Kimble is a Baton Rouge real estate developer, entrepreneur, and social activist who has promoted “buying back the block” and encouraging other Black people and youth to be homeowners and put funds into underserved areas. Local nonprofits have joined arms with Mayor-President Sharon Weston-Broome and even received the support of large corporations to execute redevelopment plans for the city. Here are five local organizations you should know about that are developing a better Baton Rouge.
Safe Hopeful Neighborhoods
Safe Hopeful Neighborhoods (SHN) serves as the hub of neighborhood engagement for Mayor-President Sharon Weston Broome's Office, Mid City Redevelopment Alliance, and Build BR.
SHN is a citizen-based portal that connects people to city systems and empowers people to use those city systems to improve their lives. The group leads resident leadership training, provides funding for community improvement and civic association support, support for community events, and helps communities clean their neighborhoods.
Build Baton Rouge
Build Baton Rouge, formerly known as The East Baton Rouge Redevelopment Authority, brings people and resources together to promote equitable investment, innovative development, and thriving communities across Baton Rouge. Build Baton Rouge has been the heart of some of the largest development projects in the area. It led the Imagine Plank Road plan which lays out a transit-oriented revitalization plan to address the concentration of blight and vacancy on Plank Road. In 2019, Build Baton Rouge was selected to receive a $5 million JPMorgan Chase 2020 AdvancingCities grant to implement the Plank Road master plan.
Community Pioneering is a nonprofit organization founded in 2017 by members of the grassroots brotherhood, Next Generation Pioneers. The organization strives to better the Baton Rouge community and pour into underserved areas. To help with economic development, the group routinely patronizes local, small minority businesses. They also seek to improve the quality of life for locals, so the organization cleans up blighted properties and volunteers to mow vacant lots. Community Pioneering is committed to investing in building quality, affordable housing in a safe, beautiful community. They are pursuing the formation of a Community Housing Development Corporation and are working to build their first subdivision.
MetroMorphosis is a nonprofit organization striving to transform urban communities from within. The organization partners closely with other local changemakers like Walls Project, Build Baton Rouge, and Mayor Broome to design and implement sustainable solutions to persistent community issues. MetroMorphosis holds career and leadership workshops and discussions to educate and provide small businesses and people of color with information on economic development, urban planning, and youth empowerment.
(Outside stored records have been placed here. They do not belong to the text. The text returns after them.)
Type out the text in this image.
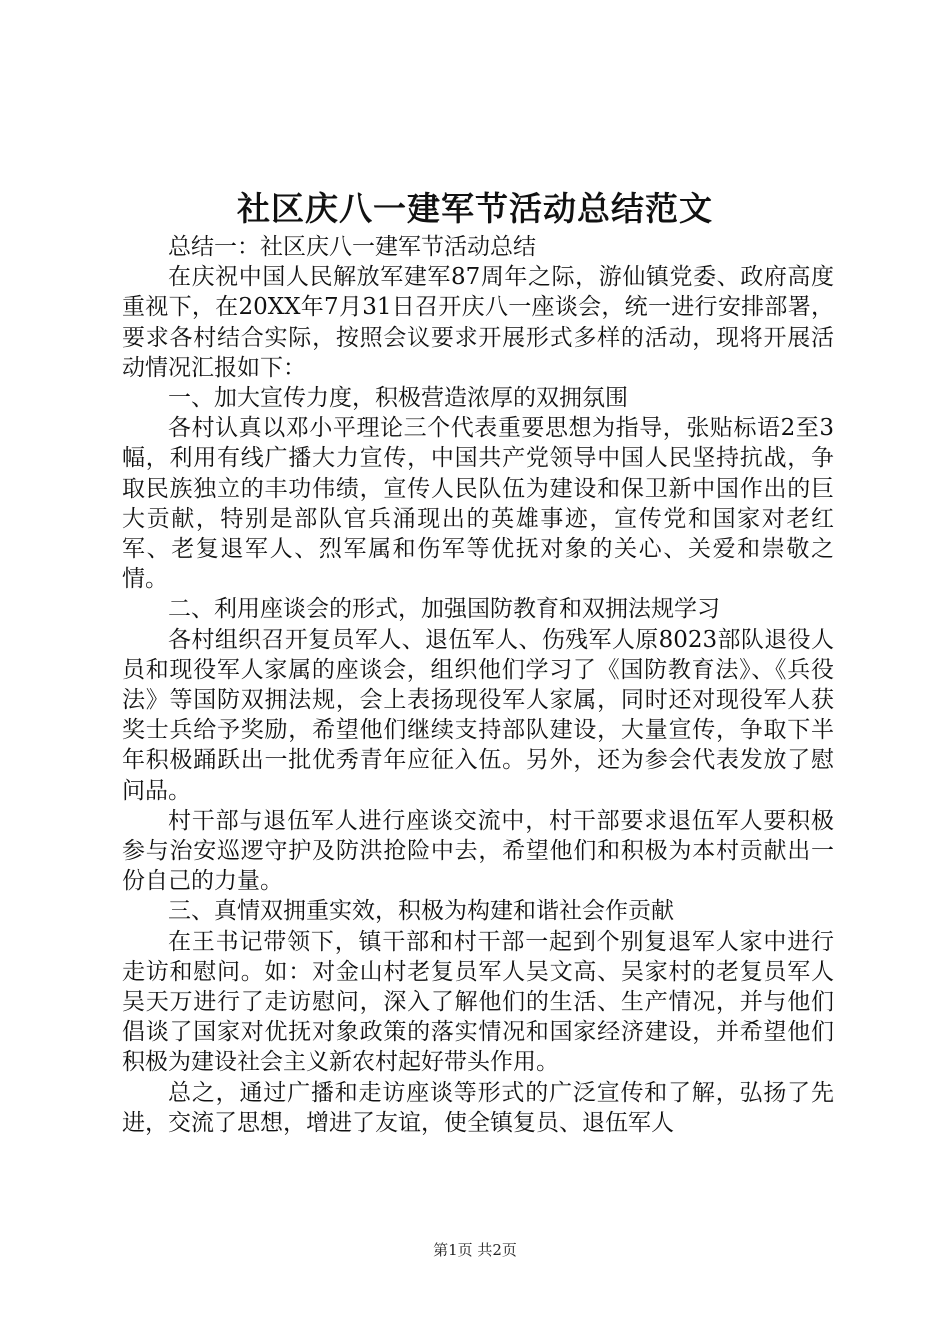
社区庆八一建军节活动总结范文

总结一：社区庆八一建军节活动总结

在庆祝中国人民解放军建军87周年之际，游仙镇党委、政府高度重视下，在20XX年7月31日召开庆八一座谈会，统一进行安排部署，要求各村结合实际，按照会议要求开展形式多样的活动，现将开展活动情况汇报如下：

一、加大宣传力度，积极营造浓厚的双拥氛围

各村认真以邓小平理论三个代表重要思想为指导，张贴标语2至3幅，利用有线广播大力宣传，中国共产党领导中国人民坚持抗战，争取民族独立的丰功伟绩，宣传人民队伍为建设和保卫新中国作出的巨大贡献，特别是部队官兵涌现出的英雄事迹，宣传党和国家对老红军、老复退军人、烈军属和伤军等优抚对象的关心、关爱和崇敬之情。

二、利用座谈会的形式，加强国防教育和双拥法规学习

各村组织召开复员军人、退伍军人、伤残军人原8023部队退役人员和现役军人家属的座谈会，组织他们学习了《国防教育法》、《兵役法》等国防双拥法规，会上表扬现役军人家属，同时还对现役军人获奖士兵给予奖励，希望他们继续支持部队建设，大量宣传，争取下半年积极踊跃出一批优秀青年应征入伍。另外，还为参会代表发放了慰问品。

村干部与退伍军人进行座谈交流中，村干部要求退伍军人要积极参与治安巡逻守护及防洪抢险中去，希望他们和积极为本村贡献出一份自己的力量。

三、真情双拥重实效，积极为构建和谐社会作贡献

在王书记带领下，镇干部和村干部一起到个别复退军人家中进行走访和慰问。如：对金山村老复员军人吴文高、吴家村的老复员军人吴天万进行了走访慰问，深入了解他们的生活、生产情况，并与他们倡谈了国家对优抚对象政策的落实情况和国家经济建设，并希望他们积极为建设社会主义新农村起好带头作用。

总之，通过广播和走访座谈等形式的广泛宣传和了解，弘扬了先进，交流了思想，增进了友谊，使全镇复员、退伍军人

第1页 共2页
Scotlandville CDC revitalizes the community through affordable housing, economic investments, and social development. Scotlandville CDC strives to maximize resources and neighborhood participation to produce an economically thriving community.
The organization hosts community outreach events and sponsors gardens, pocket parks, playgrounds, and community festivals. Scotlandville CDC plans to reinitialize Scotlandville by assisting first-time homebuyers with securing loans for their new homes with soft-second HUD funds after they have completed financial literacy classes and first-time homebuyer workshops.